Lauren Crooks, 25, was charged by Lothian and Borders Police – despite handing over a business card during the interview which stated her name and position with Deadline Press & Picture Agency.
On Friday she was cleared at Edinburgh Sheriff Court following eight separate court appearances in the course of a year.
Crooks, who was a court reporter with the agency at the time and is now its news editor, said: ‘This is an important ruling for the media as a whole. Had I been convicted it would have been an extremely dangerous precedent.
‘I couldn’t have been any clearer in introducing myself as a reporter. During the interview I also requested photographs to be set up for a national Sunday newspaper and I handed over my own business card.
‘Yet, when the man I was interviewing and his family claimed they didn’t fully understand who I was, I found myself arrested, charged and summoned to appear in the court where I worked every day.”

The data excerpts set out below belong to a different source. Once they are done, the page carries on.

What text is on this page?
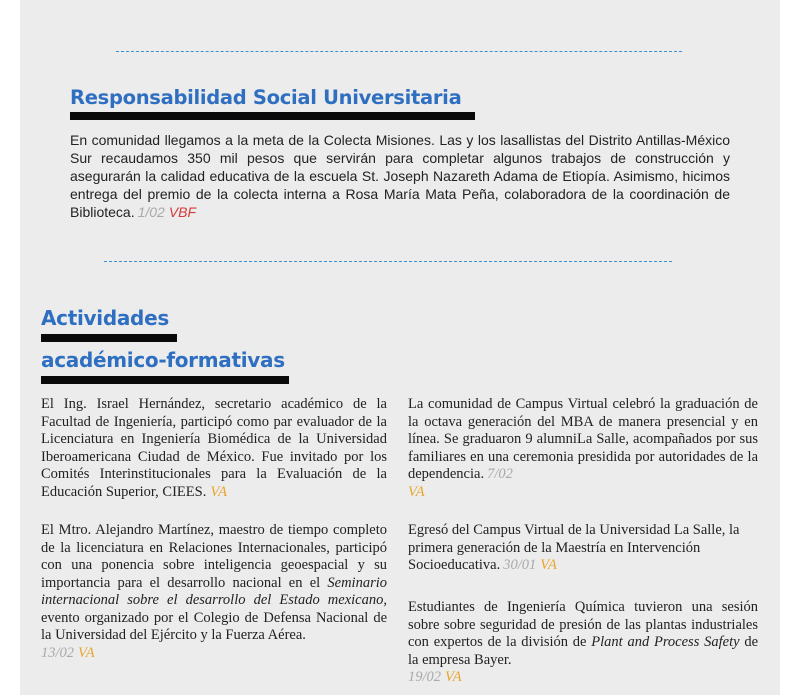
Responsabilidad Social Universitaria
En comunidad llegamos a la meta de la Colecta Misiones. Las y los lasallistas del Distrito Antillas-México Sur recaudamos 350 mil pesos que servirán para completar algunos trabajos de construcción y asegurarán la calidad educativa de la escuela St. Joseph Nazareth Adama de Etiopía. Asimismo, hicimos entrega del premio de la colecta interna a Rosa María Mata Peña, colaboradora de la coordinación de Biblioteca. 1/02 VBF
Actividades
académico-formativas
El Ing. Israel Hernández, secretario académico de la Facultad de Ingeniería, participó como par evaluador de la Licenciatura en Ingeniería Biomédica de la Universidad Iberoamericana Ciudad de México. Fue invitado por los Comités Interinstitucionales para la Evaluación de la Educación Superior, CIEES. VA
El Mtro. Alejandro Martínez, maestro de tiempo completo de la licenciatura en Relaciones Internacionales, participó con una ponencia sobre inteligencia geoespacial y su importancia para el desarrollo nacional en el Seminario internacional sobre el desarrollo del Estado mexicano, evento organizado por el Colegio de Defensa Nacional de la Universidad del Ejército y la Fuerza Aérea.
13/02 VA
La comunidad de Campus Virtual celebró la graduación de la octava generación del MBA de manera presencial y en línea. Se graduaron 9 alumniLa Salle, acompañados por sus familiares en una ceremonia presidida por autoridades de la dependencia. 7/02
VA
Egresó del Campus Virtual de la Universidad La Salle, la primera generación de la Maestría en Intervención Socioeducativa. 30/01 VA
Estudiantes de Ingeniería Química tuvieron una sesión sobre sobre seguridad de presión de las plantas industriales con expertos de la división de Plant and Process Safety de la empresa Bayer.
19/02 VA
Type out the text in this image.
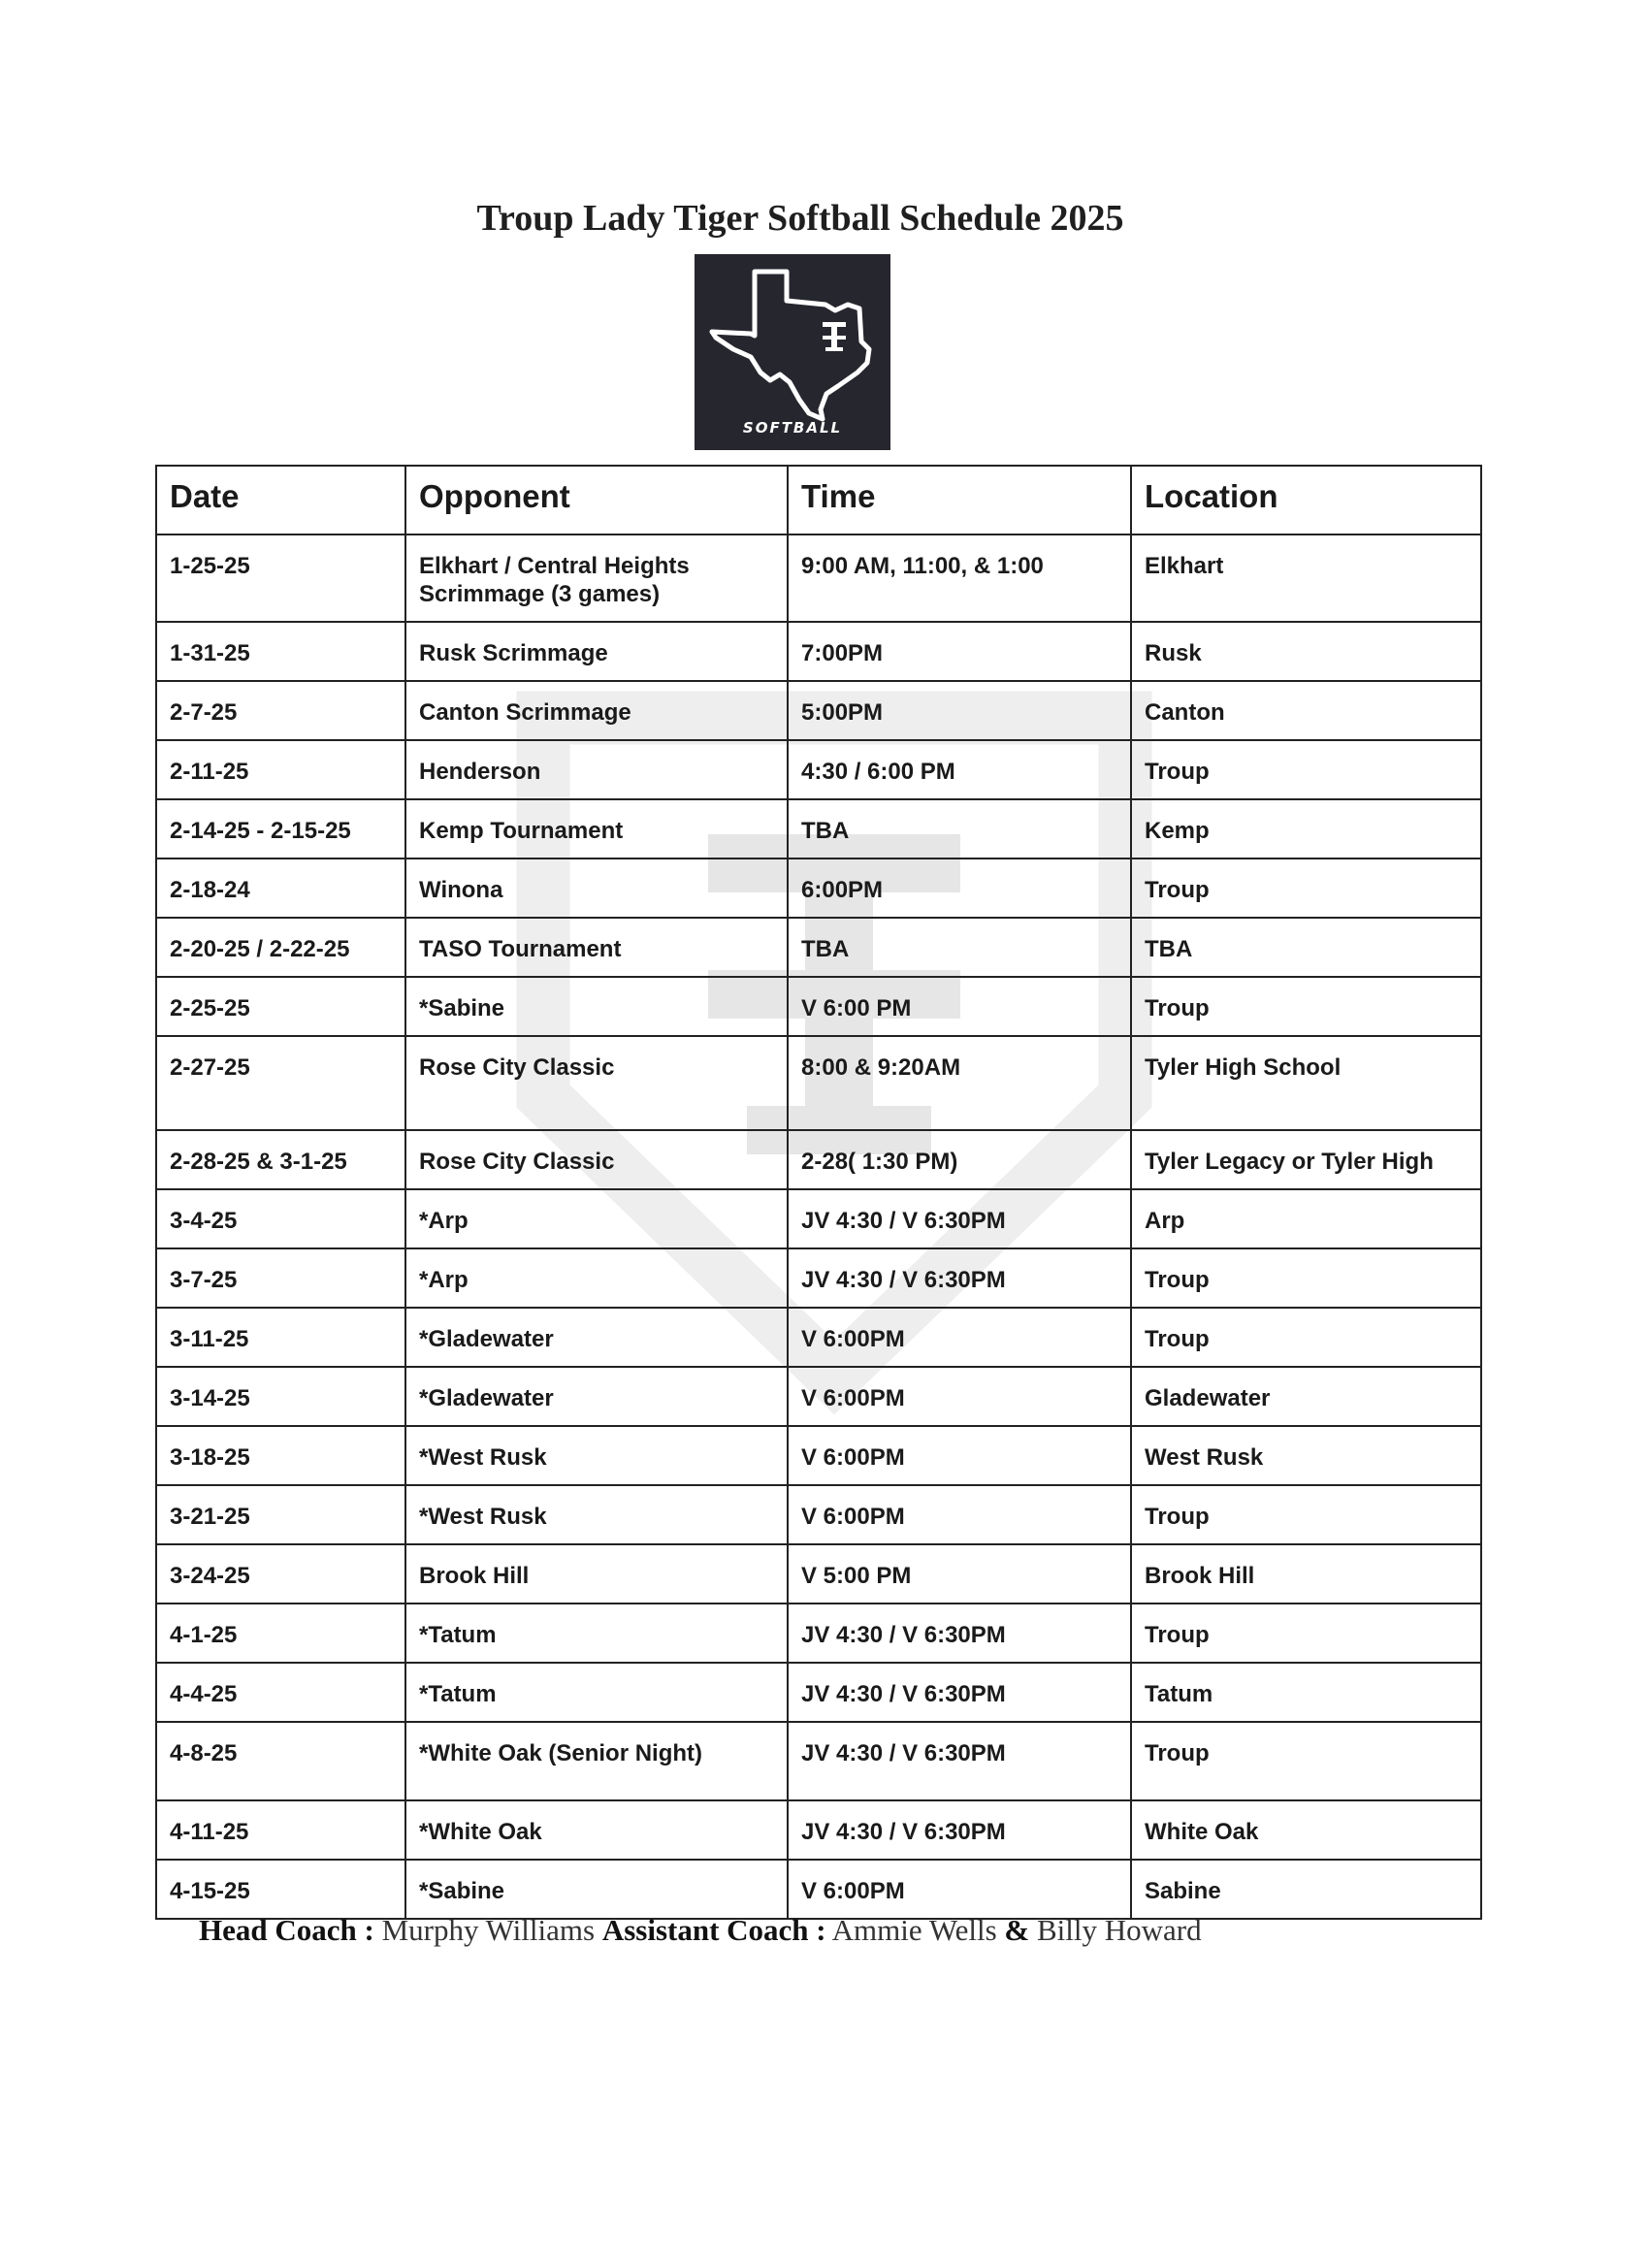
Troup Lady Tiger Softball Schedule 2025
SOFTBALL
Date	Opponent	Time	Location
1-25-25	Elkhart / Central Heights Scrimmage (3 games)	9:00 AM, 11:00, & 1:00	Elkhart
1-31-25	Rusk Scrimmage	7:00PM	Rusk
2-7-25	Canton Scrimmage	5:00PM	Canton
2-11-25	Henderson	4:30 / 6:00 PM	Troup
2-14-25 - 2-15-25	Kemp Tournament	TBA	Kemp
2-18-24	Winona	6:00PM	Troup
2-20-25 / 2-22-25	TASO Tournament	TBA	TBA
2-25-25	*Sabine	V 6:00 PM	Troup
2-27-25	Rose City Classic	8:00 & 9:20AM	Tyler High School
2-28-25 & 3-1-25	Rose City Classic	2-28( 1:30 PM)	Tyler Legacy or Tyler High
3-4-25	*Arp	JV 4:30 / V 6:30PM	Arp
3-7-25	*Arp	JV 4:30 / V 6:30PM	Troup
3-11-25	*Gladewater	V 6:00PM	Troup
3-14-25	*Gladewater	V 6:00PM	Gladewater
3-18-25	*West Rusk	V 6:00PM	West Rusk
3-21-25	*West Rusk	V 6:00PM	Troup
3-24-25	Brook Hill	V 5:00 PM	Brook Hill
4-1-25	*Tatum	JV 4:30 / V 6:30PM	Troup
4-4-25	*Tatum	JV 4:30 / V 6:30PM	Tatum
4-8-25	*White Oak (Senior Night)	JV 4:30 / V 6:30PM	Troup
4-11-25	*White Oak	JV 4:30 / V 6:30PM	White Oak
4-15-25	*Sabine	V 6:00PM	Sabine
Head Coach : Murphy Williams Assistant Coach : Ammie Wells & Billy Howard
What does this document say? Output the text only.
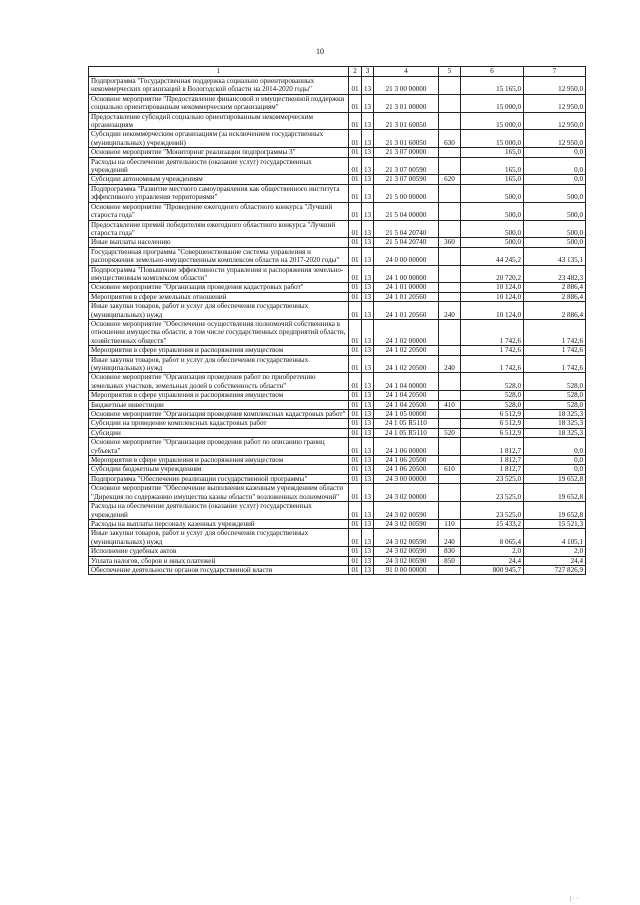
10
1	2	3	4	5	6	7
Подпрограмма "Государственная поддержка социально ориентированных некоммерческих организаций в Вологодской области на 2014-2020 годы"	01	13	21 3 00 00000		15 165,0	12 950,0
Основное мероприятие "Предоставление финансовой и имущественной поддержки социально ориентированным некоммерческим организациям"	01	13	21 3 01 00000		15 000,0	12 950,0
Предоставление субсидий социально ориентированным некоммерческим организациям	01	13	21 3 01 60050		15 000,0	12 950,0
Субсидии некоммерческим организациям (за исключением государственных (муниципальных) учреждений)	01	13	21 3 01 60050	630	15 000,0	12 950,0
Основное мероприятие "Мониторинг реализации подпрограммы 3"	01	13	21 3 07 00000		165,0	0,0
Расходы на обеспечение деятельности (оказание услуг) государственных учреждений	01	13	21 3 07 00590		165,0	0,0
Субсидии автономным учреждениям	01	13	21 3 07 00590	620	165,0	0,0
Подпрограмма "Развитие местного самоуправления как общественного института эффективного управления территориями"	01	13	21 5 00 00000		500,0	500,0
Основное мероприятие "Проведение ежегодного областного конкурса "Лучший староста года"	01	13	21 5 04 00000		500,0	500,0
Предоставление премий победителям ежегодного областного конкурса "Лучший староста года"	01	13	21 5 04 20740		500,0	500,0
Иные выплаты населению	01	13	21 5 04 20740	360	500,0	500,0
Государственная программа "Совершенствование системы управления и распоряжения земельно-имущественным комплексом области на 2017-2020 годы"	01	13	24 0 00 00000		44 245,2	43 135,1
Подпрограмма "Повышение эффективности управления и распоряжения земельно-имущественным комплексом области"	01	13	24 1 00 00000		20 720,2	23 482,3
Основное мероприятие "Организация проведения кадастровых работ"	01	13	24 1 01 00000		10 124,0	2 886,4
Мероприятия в сфере земельных отношений	01	13	24 1 01 20560		10 124,0	2 886,4
Иные закупки товаров, работ и услуг для обеспечения государственных (муниципальных) нужд	01	13	24 1 01 20560	240	10 124,0	2 886,4
Основное мероприятие "Обеспечение осуществления полномочий собственника в отношении имущества области, в том числе государственных предприятий области, хозяйственных обществ"	01	13	24 1 02 00000		1 742,6	1 742,6
Мероприятия в сфере управления и распоряжения имуществом	01	13	24 1 02 20500		1 742,6	1 742,6
Иные закупки товаров, работ и услуг для обеспечения государственных (муниципальных) нужд	01	13	24 1 02 20500	240	1 742,6	1 742,6
Основное мероприятие "Организация проведения работ по приобретению земельных участков, земельных долей в собственность области"	01	13	24 1 04 00000		528,0	528,0
Мероприятия в сфере управления и распоряжения имуществом	01	13	24 1 04 20500		528,0	528,0
Бюджетные инвестиции	01	13	24 1 04 20500	410	528,0	528,0
Основное мероприятие "Организация проведения комплексных кадастровых работ"	01	13	24 1 05 00000		6 512,9	18 325,3
Субсидии на проведение комплексных кадастровых работ	01	13	24 1 05 R5110		6 512,9	18 325,3
Субсидии	01	13	24 1 05 R5110	520	6 512,9	18 325,3
Основное мероприятие "Организация проведения работ по описанию границ субъекта"	01	13	24 1 06 00000		1 812,7	0,0
Мероприятия в сфере управления и распоряжения имуществом	01	13	24 1 06 20500		1 812,7	0,0
Субсидии бюджетным учреждениям	01	13	24 1 06 20500	610	1 812,7	0,0
Подпрограмма "Обеспечение реализации государственной программы"	01	13	24 3 00 00000		23 525,0	19 652,8
Основное мероприятие "Обеспечение выполнения казенным учреждением области "Дирекция по содержанию имущества казны области" возложенных полномочий"	01	13	24 3 02 00000		23 525,0	19 652,8
Расходы на обеспечение деятельности (оказание услуг) государственных учреждений	01	13	24 3 02 00590		23 525,0	19 652,8
Расходы на выплаты персоналу казенных учреждений	01	13	24 3 02 00590	110	15 433,2	15 521,3
Иные закупки товаров, работ и услуг для обеспечения государственных (муниципальных) нужд	01	13	24 3 02 00590	240	8 065,4	4 105,1
Исполнение судебных актов	01	13	24 3 02 00590	830	2,0	2,0
Уплата налогов, сборов и иных платежей	01	13	24 3 02 00590	850	24,4	24,4
Обеспечение деятельности органов государственной власти	01	13	91 0 00 00000		800 945,7	727 826,9
| · ·
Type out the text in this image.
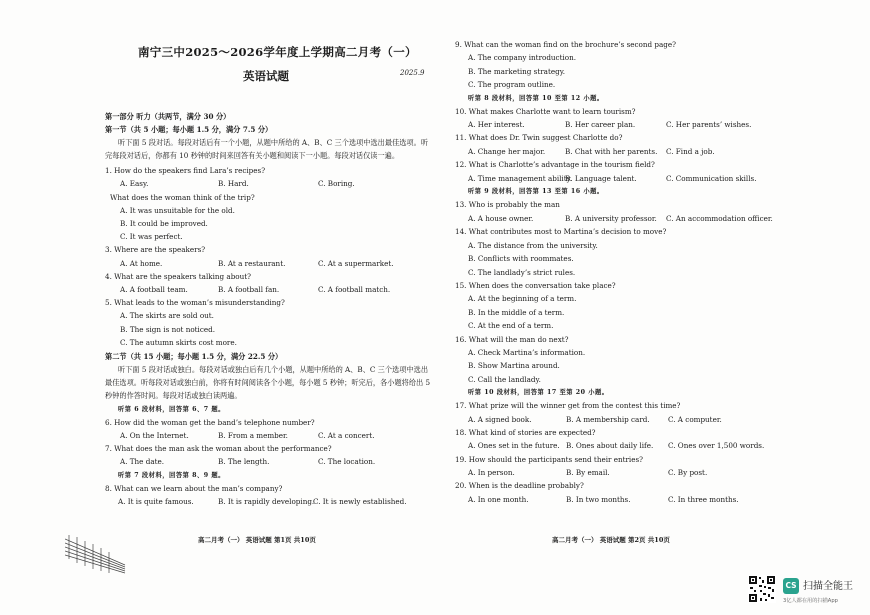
南宁三中2025～2026学年度上学期高二月考（一）
英语试题	2025.9
第一部分 听力（共两节，满分 30 分）
第一节（共 5 小题；每小题 1.5 分，满分 7.5 分）
听下面 5 段对话。每段对话后有一个小题，从题中所给的 A、B、C 三个选项中选出最佳选项。听
完每段对话后，你都有 10 秒钟的时间来回答有关小题和阅读下一小题。每段对话仅读一遍。
1. How do the speakers find Lara’s recipes?
A. Easy.	B. Hard.	C. Boring.
What does the woman think of the trip?
A. It was unsuitable for the old.
B. It could be improved.
C. It was perfect.
3. Where are the speakers?
A. At home.	B. At a restaurant.	C. At a supermarket.
4. What are the speakers talking about?
A. A football team.	B. A football fan.	C. A football match.
5. What leads to the woman’s misunderstanding?
A. The skirts are sold out.
B. The sign is not noticed.
C. The autumn skirts cost more.
第二节（共 15 小题；每小题 1.5 分，满分 22.5 分）
听下面 5 段对话或独白。每段对话或独白后有几个小题，从题中所给的 A、B、C 三个选项中选出
最佳选项。听每段对话或独白前，你将有时间阅读各个小题，每小题 5 秒钟；听完后，各小题将给出 5
秒钟的作答时间。每段对话或独白读两遍。
听第 6 段材料，回答第 6、7 题。
6. How did the woman get the band’s telephone number?
A. On the Internet.	B. From a member.	C. At a concert.
7. What does the man ask the woman about the performance?
A. The date.	B. The length.	C. The location.
听第 7 段材料，回答第 8、9 题。
8. What can we learn about the man’s company?
A. It is quite famous.	B. It is rapidly developing.
C. It is newly established.
高二月考（一） 英语试题 第1页 共10页
9. What can the woman find on the brochure’s second page?
A. The company introduction.
B. The marketing strategy.
C. The program outline.
听第 8 段材料，回答第 10 至第 12 小题。
10. What makes Charlotte want to learn tourism?
A. Her interest.	B. Her career plan.	C. Her parents’ wishes.
11. What does Dr. Twin suggest Charlotte do?
A. Change her major.	B. Chat with her parents. C. Find a job.
12. What is Charlotte’s advantage in the tourism field?
A. Time management ability.
B. Language talent.	C. Communication skills.
听第 9 段材料，回答第 13 至第 16 小题。
13. Who is probably the man
A. A house owner.	B. A university professor. C. An accommodation officer.
14. What contributes most to Martina’s decision to move?
A. The distance from the university.
B. Conflicts with roommates.
C. The landlady’s strict rules.
15. When does the conversation take place?
A. At the beginning of a term.
B. In the middle of a term.
C. At the end of a term.
16. What will the man do next?
A. Check Martina’s information.
B. Show Martina around.
C. Call the landlady.
听第 10 段材料，回答第 17 至第 20 小题。
17. What prize will the winner get from the contest this time?
A. A signed book.	B. A membership card.	C. A computer.
18. What kind of stories are expected?
A. Ones set in the future. B. Ones about daily life. C. Ones over 1,500 words.
19. How should the participants send their entries?
A. In person.	B. By email.	C. By post.
20. When is the deadline probably?
A. In one month.	B. In two months.	C. In three months.
高二月考（一） 英语试题 第2页 共10页
CS 扫描全能王
3亿人都在用的扫描App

Crooks’ troubles began while following up an assault case she had covered at Edinburgh Sheriff Court in August 2007. She called at the home of assault victim Jason Hildersley to request an interview on behalf of a national Sunday newspaper.
However, he was not in at the time and Crooks spoke to his father – explaining she was a reporter based at Edinburgh Sheriff Court and was
following up the proceedings. She agreed she would return later.
When she did return she was shown into the house, and interviewed Hildersley in the presence of his brother. They later contacted police claiming they had only agreed to the interview because Crooks introduced herself as a court official.
Shortly after returning to the office, Crooks was contacted by detectives who ordered her to attend Edinburgh’s Gayfield Square police station – where she was held for several hours, arrested, questioned and formally charged.
Her first of eight court appearances was on 30 August, 2007. Her case came to trial on Friday (8 August), when Sheriff Derrick McIntyre ruled there was no case to answer.
Scott Douglas, founder of the Edinburgh based media agency, said: ‘Lauren is a first-class reporter, both honest and committed. Frankly, it was outrageous she should have found herself in this situation at all.
‘She has been through a year of hell, worrying about the possible impact the court proceedings could have on both her personal and work life, all for doing her job in a totally honest and transparent way.”